Putting A Value On Different Types Of Gold

There is a common misconception that when you sell an ounce of gold in any form, it is worth the spot price of gold. The spot price of an ounce of gold is the price that a buyer will pay or a seller will accept for the immediate delivery of the precious metal.

People are sometimes shocked to find that a store offering to pay for any old gold jewelry only offers them a fraction of the spot price for their gold chains and gold rings. The confusion is usually attributable to the fact that people do not understand that gold jewelry is not made of pure gold.

What is most gold jewelry made of?

Almost all gold jewelry contains a less-expensive alloy like silver, copper or nickel to increase the strength and durability of the jewelry. The vast majority of gold jewelry is made of 14 or 18 karat gold. Gold content is measured in terms of karats in the jewelry trade. Pure gold is considered 24 karat gold. An 18 karat piece of jewelry is 75% pure (18/24) and a 14 karat piece of gold jewelry is 58.3% (14/24) pure.

Scrap gold dealers will only pay you for the actual gold content. They also reduce the amount they pay for the cost of melting down the gold, delivery charges and a commission for their services.

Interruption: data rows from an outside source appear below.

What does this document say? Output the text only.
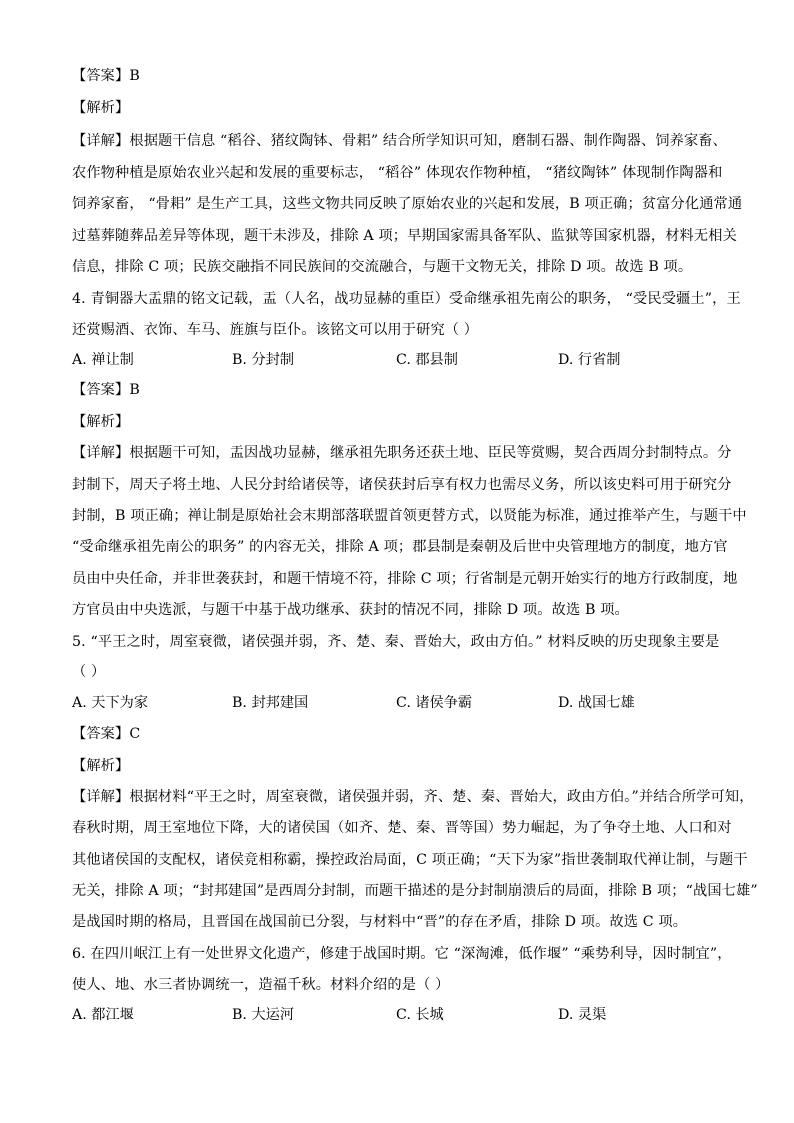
【答案】B
【解析】
【详解】根据题干信息 “稻谷、猪纹陶钵、骨耜” 结合所学知识可知，磨制石器、制作陶器、饲养家畜、
农作物种植是原始农业兴起和发展的重要标志， “稻谷” 体现农作物种植， “猪纹陶钵” 体现制作陶器和
饲养家畜， “骨耜” 是生产工具，这些文物共同反映了原始农业的兴起和发展，B 项正确；贫富分化通常通
过墓葬随葬品差异等体现，题干未涉及，排除 A 项；早期国家需具备军队、监狱等国家机器，材料无相关
信息，排除 C 项；民族交融指不同民族间的交流融合，与题干文物无关，排除 D 项。故选 B 项。
4. 青铜器大盂鼎的铭文记载，盂（人名，战功显赫的重臣）受命继承祖先南公的职务， “受民受疆土”，王
还赏赐酒、衣饰、车马、旌旗与臣仆。该铭文可以用于研究（ ）
A. 禅让制	B. 分封制	C. 郡县制	D. 行省制
【答案】B
【解析】
【详解】根据题干可知，盂因战功显赫，继承祖先职务还获土地、臣民等赏赐，契合西周分封制特点。分
封制下，周天子将土地、人民分封给诸侯等，诸侯获封后享有权力也需尽义务，所以该史料可用于研究分
封制，B 项正确；禅让制是原始社会末期部落联盟首领更替方式，以贤能为标准，通过推举产生，与题干中
“受命继承祖先南公的职务” 的内容无关，排除 A 项；郡县制是秦朝及后世中央管理地方的制度，地方官
员由中央任命，并非世袭获封，和题干情境不符，排除 C 项；行省制是元朝开始实行的地方行政制度，地
方官员由中央选派，与题干中基于战功继承、获封的情况不同，排除 D 项。故选 B 项。
5. “平王之时，周室衰微，诸侯强并弱，齐、楚、秦、晋始大，政由方伯。” 材料反映的历史现象主要是
（ ）
A. 天下为家	B. 封邦建国	C. 诸侯争霸	D. 战国七雄
【答案】C
【解析】
【详解】根据材料“平王之时，周室衰微，诸侯强并弱，齐、楚、秦、晋始大，政由方伯。”并结合所学可知，
春秋时期，周王室地位下降，大的诸侯国（如齐、楚、秦、晋等国）势力崛起，为了争夺土地、人口和对
其他诸侯国的支配权，诸侯竞相称霸，操控政治局面，C 项正确；“天下为家”指世袭制取代禅让制，与题干
无关，排除 A 项；“封邦建国”是西周分封制，而题干描述的是分封制崩溃后的局面，排除 B 项；“战国七雄”
是战国时期的格局，且晋国在战国前已分裂，与材料中“晋”的存在矛盾，排除 D 项。故选 C 项。
6. 在四川岷江上有一处世界文化遗产，修建于战国时期。它 “深淘滩，低作堰” “乘势利导，因时制宜”，
使人、地、水三者协调统一，造福千秋。材料介绍的是（ ）
A. 都江堰	B. 大运河	C. 长城	D. 灵渠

Gold bullion, whether it is in the form of gold bars or coins, is considered pure gold. It is at least .999 fine and has a value very close to the spot price of the metal. Purity aside, you will pay slightly more for gold bullion coins because they are easier and more convenient to handle. Large 100 or even 1,000 ounce bars offer the lowest price per ounce for gold bullion. Commissions and dealer markup accounts for the higher price you will pay when you buy instead of sell bullion gold.

What makes gold jewelry expspensive?

When you are talking about expensive gold jewelry, the value is determined in part by the gold content, but also by the design and embellishment of the particular piece of jewelry. A similar premium is also placed on collectible gold coins. The condition and rarity of a particular coin can make its numismatic value worth much more than its gold content.

An educated consumer should understand the importance of knowing the gold content and any other extrinsic factors that affect the price of their gold items. By being aware of the type of gold they may be thinking about buying or selling, they are more likely to get a fair price when they make a transaction.